Historical reconstruction of mercury pollution across the Tibetan Plateau using lake sediments.

Environmental science & technology

PubMedID: 20345131

Yang H, Battarbee RW, Turner SD, Rose NL, Derwent RG, Wu G, Yang R. Historical reconstruction of mercury pollution across the Tibetan Plateau using lake sediments. Environ Sci Technol. 2010;44(8):2918-24.
The Tibetan Plateau is described as the "Roof of the World" averaging over 4000 m above sea level; it is remote, isolated, and presumed to be a pristine region. In order to study the history of atmospheric mercury (Hg) pollution and its spatial variation across the Plateau, lakes were chosen from three areas forming a north to south transect. Sediment cores were taken from three sites in each area and dated using the radionuclides 210Pb and 137Cs. Analysis of the cores yielded the first comprehensive Hg reconstructions for the Plateau, showing clear Hg pollution at all sites. The first indication of Hg pollution is much earlier than the onset of the industrial revolution in Europe, but the most significant pollution increase is from the 1970s, followed by a further marked increase from the 1990s.
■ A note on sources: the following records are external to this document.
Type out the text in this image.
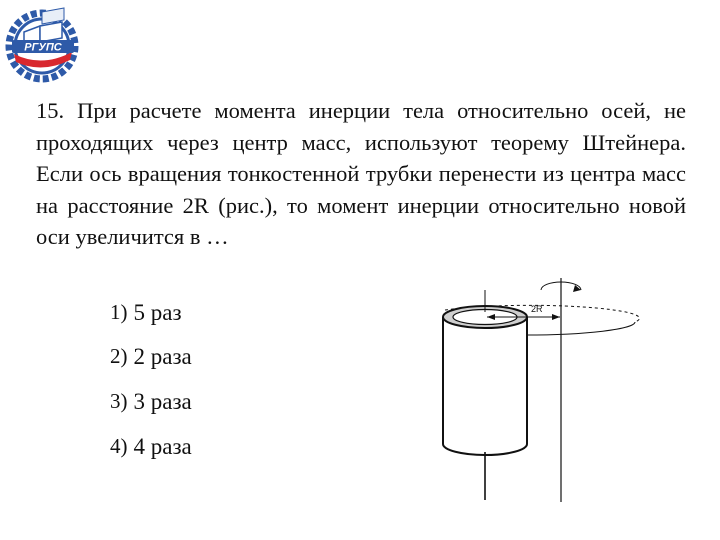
РГУПС
15. При расчете момента инерции тела относительно осей, не проходящих через центр масс, используют теорему Штейнера. Если ось вращения тонкостенной трубки перенести из центра масс на расстояние 2R (рис.), то момент инерции относительно новой оси увеличится в …
1) 5 раз
2) 2 раза
3) 3 раза
4) 4 раза
2R
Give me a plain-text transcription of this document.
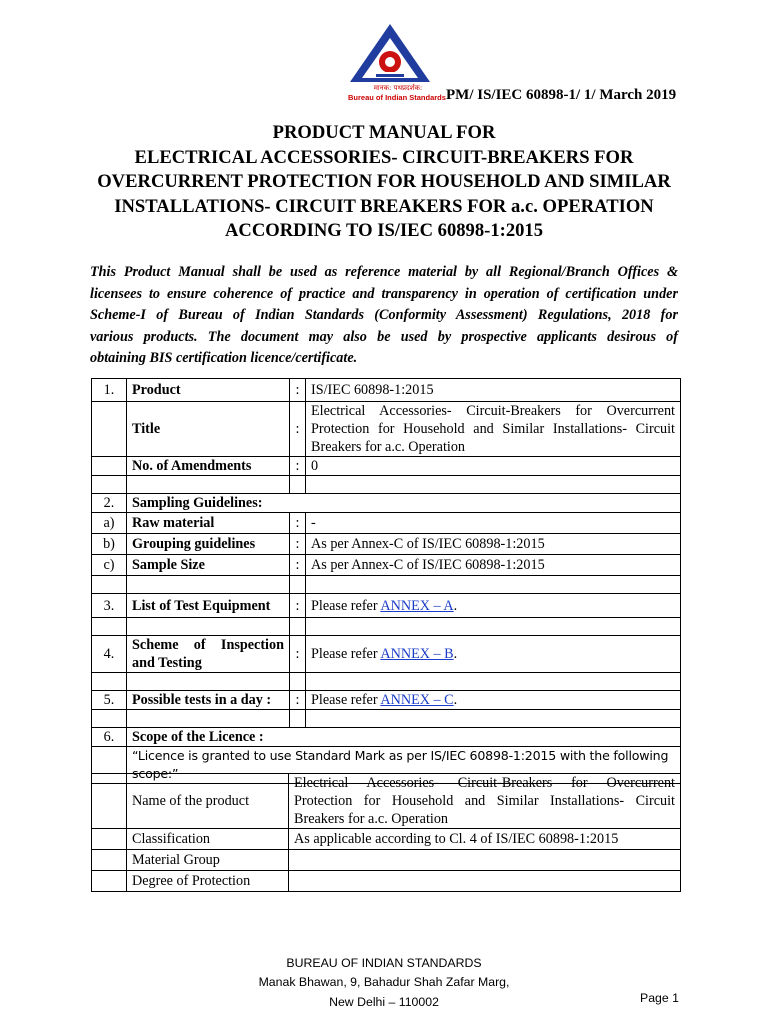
मानक: पथप्रदर्शक:
Bureau of Indian Standards PM/ IS/IEC 60898-1/ 1/ March 2019
PRODUCT MANUAL FOR
ELECTRICAL ACCESSORIES- CIRCUIT-BREAKERS FOR
OVERCURRENT PROTECTION FOR HOUSEHOLD AND SIMILAR
INSTALLATIONS- CIRCUIT BREAKERS FOR a.c. OPERATION
ACCORDING TO IS/IEC 60898-1:2015
This Product Manual shall be used as reference material by all Regional/Branch Offices &
licensees to ensure coherence of practice and transparency in operation of certification under
Scheme-I of Bureau of Indian Standards (Conformity Assessment) Regulations, 2018 for
various products. The document may also be used by prospective applicants desirous of
obtaining BIS certification licence/certificate.
1.	Product	:	IS/IEC 60898-1:2015
	Title	:	Electrical Accessories- Circuit-Breakers for Overcurrent Protection for Household and Similar Installations- Circuit Breakers for a.c. Operation
	No. of Amendments	:	0

2.	Sampling Guidelines:		
a)	Raw material	:	-
b)	Grouping guidelines	:	As per Annex-C of IS/IEC 60898-1:2015
c)	Sample Size	:	As per Annex-C of IS/IEC 60898-1:2015

3.	List of Test Equipment	:	Please refer ANNEX – A.

4.	Scheme of Inspection and Testing	:	Please refer ANNEX – B.

5.	Possible tests in a day :	:	Please refer ANNEX – C.

6.	Scope of the Licence :		
	“Licence is granted to use Standard Mark as per IS/IEC 60898-1:2015 with the following scope:”		
	Name of the product	Electrical Accessories- Circuit-Breakers for Overcurrent Protection for Household and Similar Installations- Circuit Breakers for a.c. Operation
	Classification	As applicable according to Cl. 4 of IS/IEC 60898-1:2015
	Material Group	
	Degree of Protection	
BUREAU OF INDIAN STANDARDS
Manak Bhawan, 9, Bahadur Shah Zafar Marg,
New Delhi – 110002	Page 1
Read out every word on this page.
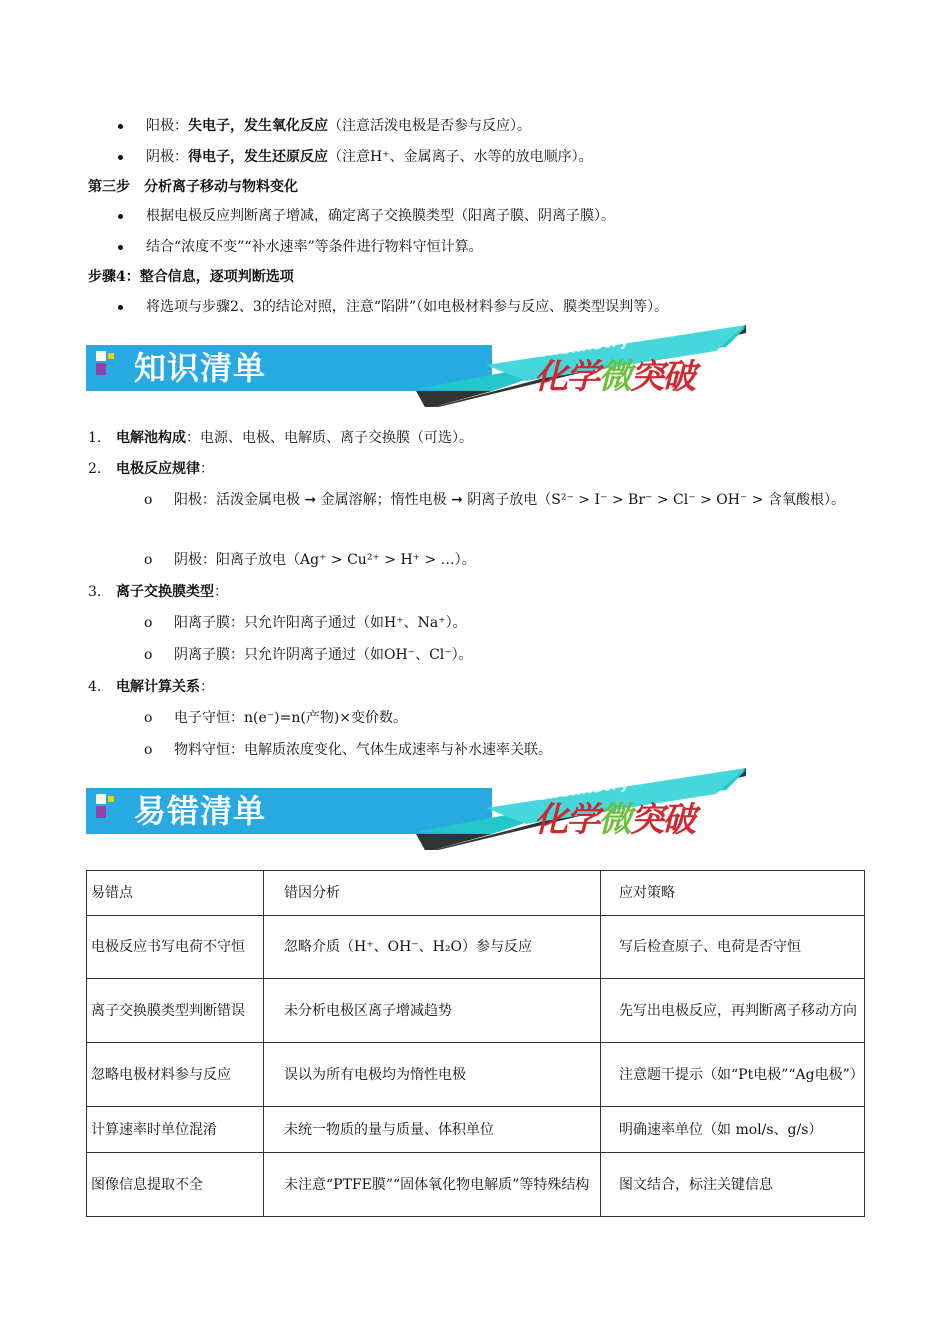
阳极：失电子，发生氧化反应（注意活泼电极是否参与反应）。
阴极：得电子，发生还原反应（注意H⁺、金属离子、水等的放电顺序）。
第三步　分析离子移动与物料变化
根据电极反应判断离子增减，确定离子交换膜类型（阳离子膜、阴离子膜）。
结合“浓度不变”“补水速率”等条件进行物料守恒计算。
步骤4：整合信息，逐项判断选项
将选项与步骤2、3的结论对照，注意“陷阱”（如电极材料参与反应、膜类型误判等）。
知识清单
chemistry
化学微突破
1. 电解池构成：电源、电极、电解质、离子交换膜（可选）。
2. 电极反应规律：
o 阳极：活泼金属电极 ➞ 金属溶解；惰性电极 ➞ 阴离子放电（S²⁻ > I⁻ > Br⁻ > Cl⁻ > OH⁻ > 含氧酸根）。
o 阴极：阳离子放电（Ag⁺ > Cu²⁺ > H⁺ > …）。
3. 离子交换膜类型：
o 阳离子膜：只允许阳离子通过（如H⁺、Na⁺）。
o 阴离子膜：只允许阴离子通过（如OH⁻、Cl⁻）。
4. 电解计算关系：
o 电子守恒：n(e⁻)=n(产物)×变价数。
o 物料守恒：电解质浓度变化、气体生成速率与补水速率关联。
易错清单
chemistry
化学微突破
易错点	错因分析	应对策略
电极反应书写电荷不守恒	忽略介质（H⁺、OH⁻、H₂O）参与反应	写后检查原子、电荷是否守恒
离子交换膜类型判断错误	未分析电极区离子增减趋势	先写出电极反应，再判断离子移动方向
忽略电极材料参与反应	误以为所有电极均为惰性电极	注意题干提示（如“Pt电极”“Ag电极”）
计算速率时单位混淆	未统一物质的量与质量、体积单位	明确速率单位（如 mol/s、g/s）
图像信息提取不全	未注意“PTFE膜”“固体氧化物电解质”等特殊结构	图文结合，标注关键信息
The mean post-2000 atmospheric pollution Hg accumulation rates for the sampling sites were estimated at between 5.1 and 7.9 microg m(-2) yr(-1). The increase in Hg pollution over the last few decades is synchronous with the recent economic development in Asia (especially China and India), and pollution Hg levels continue to increase. Furthermore, contemporary sediment Hg accumulation rate data are in broad agreement with Hg deposition values derived from global models that attribute pollution to sources mainly within southeast Asia. As most of the sites are exceptionally remote and situated above the atmospheric boundary layer, these results underline the need to understand the local Hg cycle in both regional and global context.